Денисов вскрикнул и окончательно протрезвел, углядев перед собой то, отчего торопливо и подолгу убегал в сон: голые, обморочные стены, со свисающими остатками грязных обоев, как кожа на лице старика. Сверху, где помещался Христофор Колумб или тот, кто за него себя выдавал, сочилось нечто, принимаемое Денисовым за слёзы, если бы Денисов не был уверен, что мореплаватели никогда не плачут, даже подолгу не получая писем от императора Португалии и его дочери Земфиры.

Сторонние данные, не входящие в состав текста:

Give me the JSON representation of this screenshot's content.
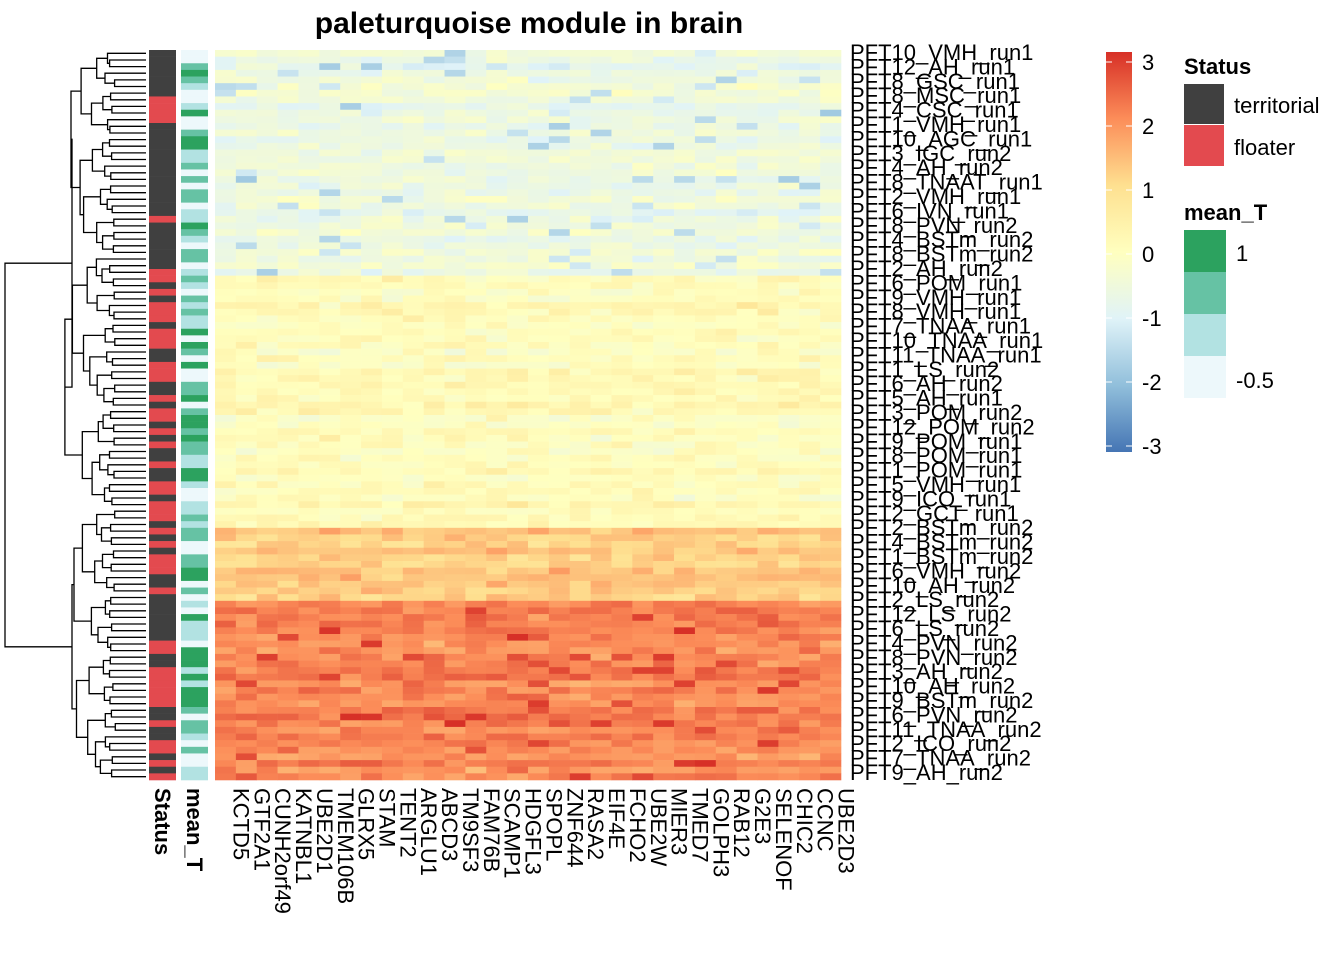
{
  "chart_data": {
    "type": "heatmap",
    "title": "paleturquoise module in brain",
    "columns": [
      "KCTD5",
      "GTF2A1",
      "CUNH2orf49",
      "KATNBL1",
      "UBE2D1",
      "TMEM106B",
      "GLRX5",
      "STAM",
      "TENT2",
      "ARGLU1",
      "ABCD3",
      "TM9SF3",
      "FAM76B",
      "SCAMP1",
      "HDGFL3",
      "SPOPL",
      "ZNF644",
      "RASA2",
      "EIF4E",
      "FCHO2",
      "UBE2W",
      "MIER3",
      "TMED7",
      "GOLPH3",
      "RAB12",
      "G2E3",
      "SELENOF",
      "CHIC2",
      "CCNC",
      "UBE2D3"
    ],
    "row_labels_visible": [
      "PFT10_VMH_run1",
      "PFT12_AH_run1",
      "PFT8_GSC_run1",
      "PFT8_MSC_run1",
      "PFT4_CSC_run1",
      "PFT1_VMH_run1",
      "PFT10_AGC_run1",
      "PFT3_IGC_run2",
      "PFT4_AH_run2",
      "PFT8_TNAAT_run1",
      "PFT2_VMH_run1",
      "PFT6_IVN_run1",
      "PFT8_PVN_run2",
      "PFT4_BSTm_run2",
      "PFT8_BSTm_run2",
      "PFT2_AH_run2",
      "PFT6_POM_run1",
      "PFT9_VMH_run1",
      "PFT8_VMH_run1",
      "PFT7_TNAA_run1",
      "PFT10_TNAA_run1",
      "PFT11_TNAA_run1",
      "PFT1_LS_run2",
      "PFT6_AH_run2",
      "PFT5_AH_run1",
      "PFT3_POM_run2",
      "PFT12_POM_run2",
      "PFT9_POM_run1",
      "PFT8_POM_run1",
      "PFT1_POM_run1",
      "PFT5_VMH_run1",
      "PFT9_ICO_run1",
      "PFT2_GCT_run1",
      "PFT2_BSTm_run2",
      "PFT4_BSTm_run2",
      "PFT1_BSTm_run2",
      "PFT6_VMH_run2",
      "PFT10_AH_run2",
      "PFT2_LS_run2",
      "PFT12_LS_run2",
      "PFT6_LS_run2",
      "PFT4_PVN_run2",
      "PFT8_PVN_run2",
      "PFT3_AH_run2",
      "PFT10_AH_run2",
      "PFT9_BSTm_run2",
      "PFT6_PVN_run2",
      "PFT11_TNAA_run2",
      "PFT2_ICO_run2",
      "PFT7_TNAA_run2",
      "PFT9_AH_run2"
    ],
    "n_rows": 110,
    "n_cols": 30,
    "row_groups": [
      {
        "level": -0.55,
        "rows": 34
      },
      {
        "level": 0.08,
        "rows": 38
      },
      {
        "level": 1.25,
        "rows": 11
      },
      {
        "level": 2.05,
        "rows": 27
      }
    ],
    "status_legend": {
      "title": "Status",
      "items": [
        {
          "label": "territorial",
          "color": "#404040"
        },
        {
          "label": "floater",
          "color": "#e34a4f"
        }
      ]
    },
    "mean_T_legend": {
      "title": "mean_T",
      "items": [
        {
          "label": "1",
          "color": "#2ca25f"
        },
        {
          "label": "",
          "color": "#66c2a4"
        },
        {
          "label": "",
          "color": "#b2e2e2"
        },
        {
          "label": "-0.5",
          "color": "#edf8fb"
        }
      ]
    },
    "color_scale": {
      "min": -3,
      "max": 3,
      "ticks": [
        "3",
        "2",
        "1",
        "0",
        "-1",
        "-2",
        "-3"
      ],
      "colors": [
        "#4575b4",
        "#91bfdb",
        "#e0f3f8",
        "#ffffbf",
        "#fee090",
        "#fc8d59",
        "#d73027"
      ]
    },
    "annotation_labels": [
      "Status",
      "mean_T"
    ],
    "palette": {
      "territorial": "#404040",
      "floater": "#e34a4f"
    }
  }
}
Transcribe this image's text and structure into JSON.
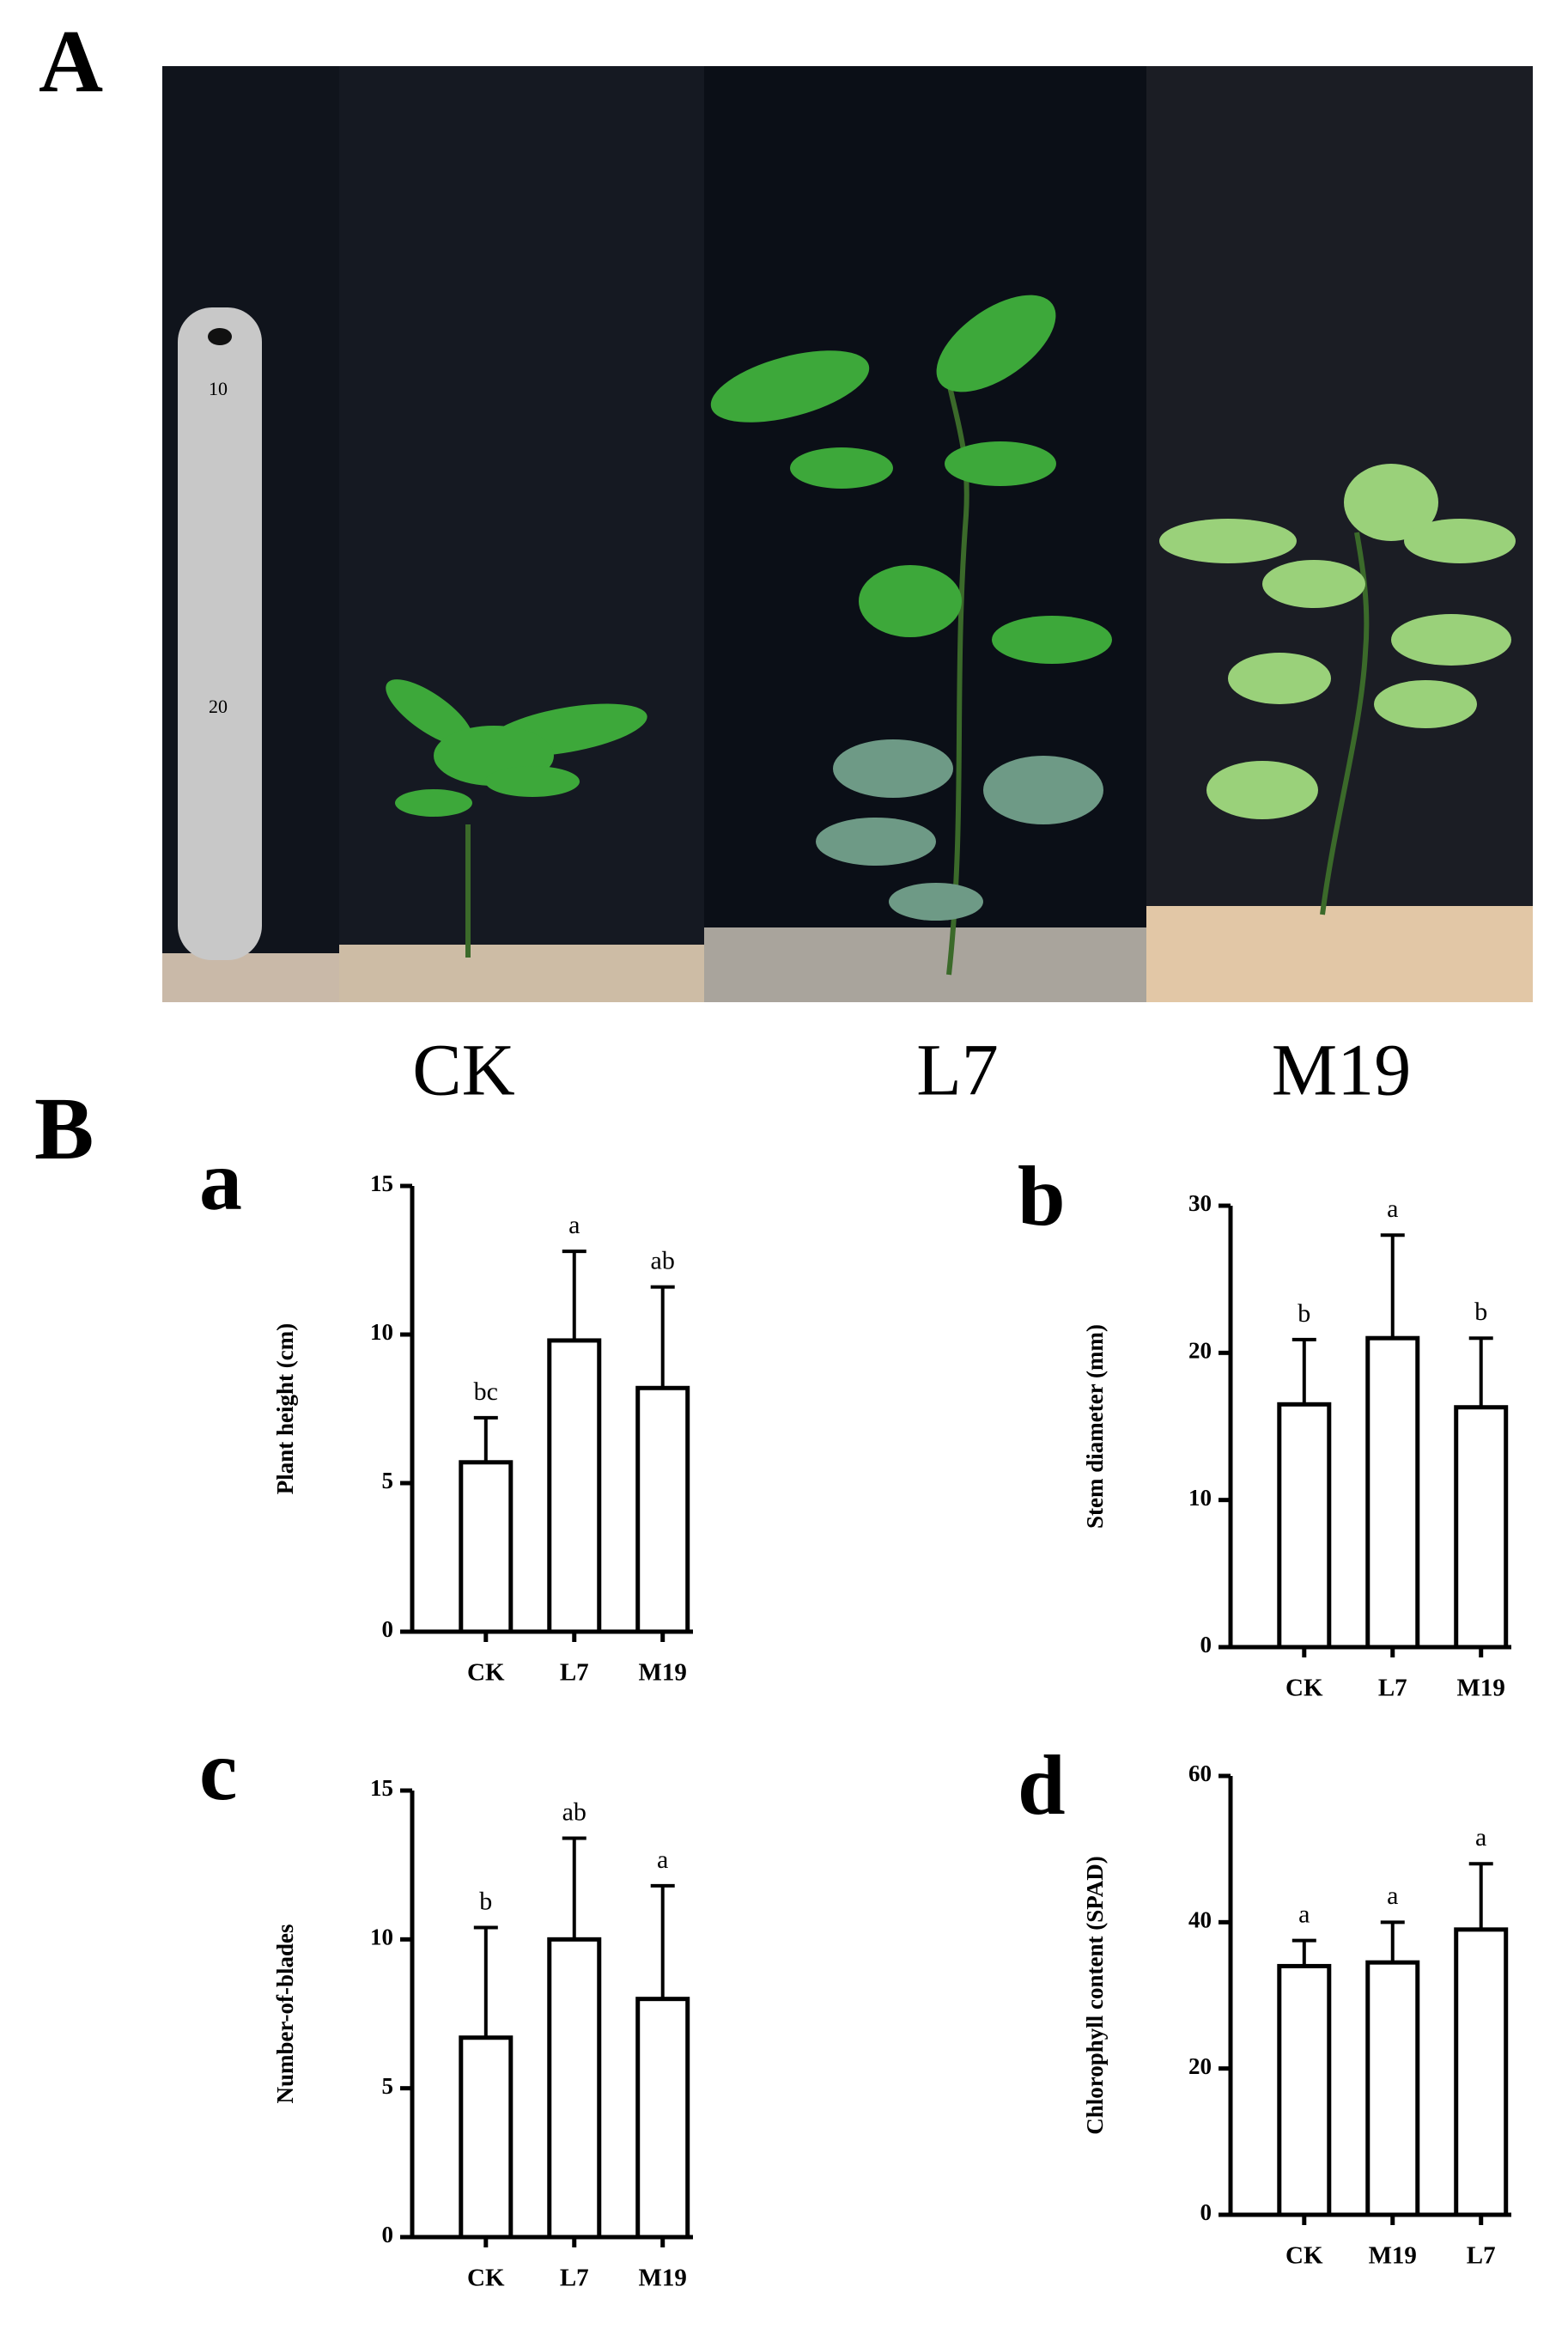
{
  "figure": {
    "panel_a_label": "A",
    "panel_b_label": "B",
    "photo_labels": [
      "CK",
      "L7",
      "M19"
    ]
  },
  "chart_data": [
    {
      "type": "bar",
      "panel_label": "a",
      "ylabel": "Plant height (cm)",
      "categories": [
        "CK",
        "L7",
        "M19"
      ],
      "values": [
        5.7,
        9.8,
        8.2
      ],
      "errors": [
        1.5,
        3.0,
        3.4
      ],
      "annotations": [
        "bc",
        "a",
        "ab"
      ],
      "ylim": [
        0,
        15
      ],
      "yticks": [
        0,
        5,
        10,
        15
      ],
      "color": "#ffffff"
    },
    {
      "type": "bar",
      "panel_label": "b",
      "ylabel": "Stem diameter (mm)",
      "categories": [
        "CK",
        "L7",
        "M19"
      ],
      "values": [
        16.5,
        21,
        16.3
      ],
      "errors": [
        4.4,
        7,
        4.7
      ],
      "annotations": [
        "b",
        "a",
        "b"
      ],
      "ylim": [
        0,
        30
      ],
      "yticks": [
        0,
        10,
        20,
        30
      ],
      "color": "#ffffff"
    },
    {
      "type": "bar",
      "panel_label": "c",
      "ylabel": "Number-of-blades",
      "categories": [
        "CK",
        "L7",
        "M19"
      ],
      "values": [
        6.7,
        10.0,
        8.0
      ],
      "errors": [
        3.7,
        3.4,
        3.8
      ],
      "annotations": [
        "b",
        "ab",
        "a"
      ],
      "ylim": [
        0,
        15
      ],
      "yticks": [
        0,
        5,
        10,
        15
      ],
      "color": "#ffffff"
    },
    {
      "type": "bar",
      "panel_label": "d",
      "ylabel": "Chlorophyll content (SPAD)",
      "categories": [
        "CK",
        "M19",
        "L7"
      ],
      "values": [
        34,
        34.5,
        39
      ],
      "errors": [
        3.5,
        5.5,
        9
      ],
      "annotations": [
        "a",
        "a",
        "a"
      ],
      "ylim": [
        0,
        60
      ],
      "yticks": [
        0,
        20,
        40,
        60
      ],
      "color": "#ffffff"
    }
  ]
}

Денисов подумал о туалете, которого в палате не было, а тот, что во дворе, принадлежал мэрии и муниципальной оплате, принципиальное несогласие, с чем создавало неразрешимые проблемы, как для посетителей, так и для тех, кто их / туалеты, а не посетителей / вынужден был охранять. Надо ли удивляться зависти Денисова к тем, кто прокладывал новые пути в мировом океане? Вдали от людских глаз, это незаселённое пространство можно было использовать в качестве отхожего места.
Денисов заставил себя отвлечься от возвышенных мечтаний и выйти на кухню. Жена Лора, в переднике на голом теле и в красных сапожках на голых ногах, готовила то, что называла завтраком, а Денисов, не желая вступать с ней, в заранее проигранный спор, мысленно обозначал иначе. Искоса взглянув на Денисова, она улыбнулась, пряча в изящной гримаске то немногое, что ещё оставалось, от некогда большого, стремительно остывающего чувства.
Она залепетала что-то о нарядах, парадах, парадизах, отелях, машинах, японцах, мебели, гуру из Шепетовки... Круг её интересов, уследить за которыми не было никакой возможности, расширялся столь же стремительно, как и пропасть между супругами.
Осознав это, Денисов окончательно обрёл ту свободу, за которую боролся в промежутке между детским садиком и пенсией, побеждая во сне и проигрывая наяву. И это не оставляло ему другого выбора, кроме, как ждать... ждать... ждать и... надеяться.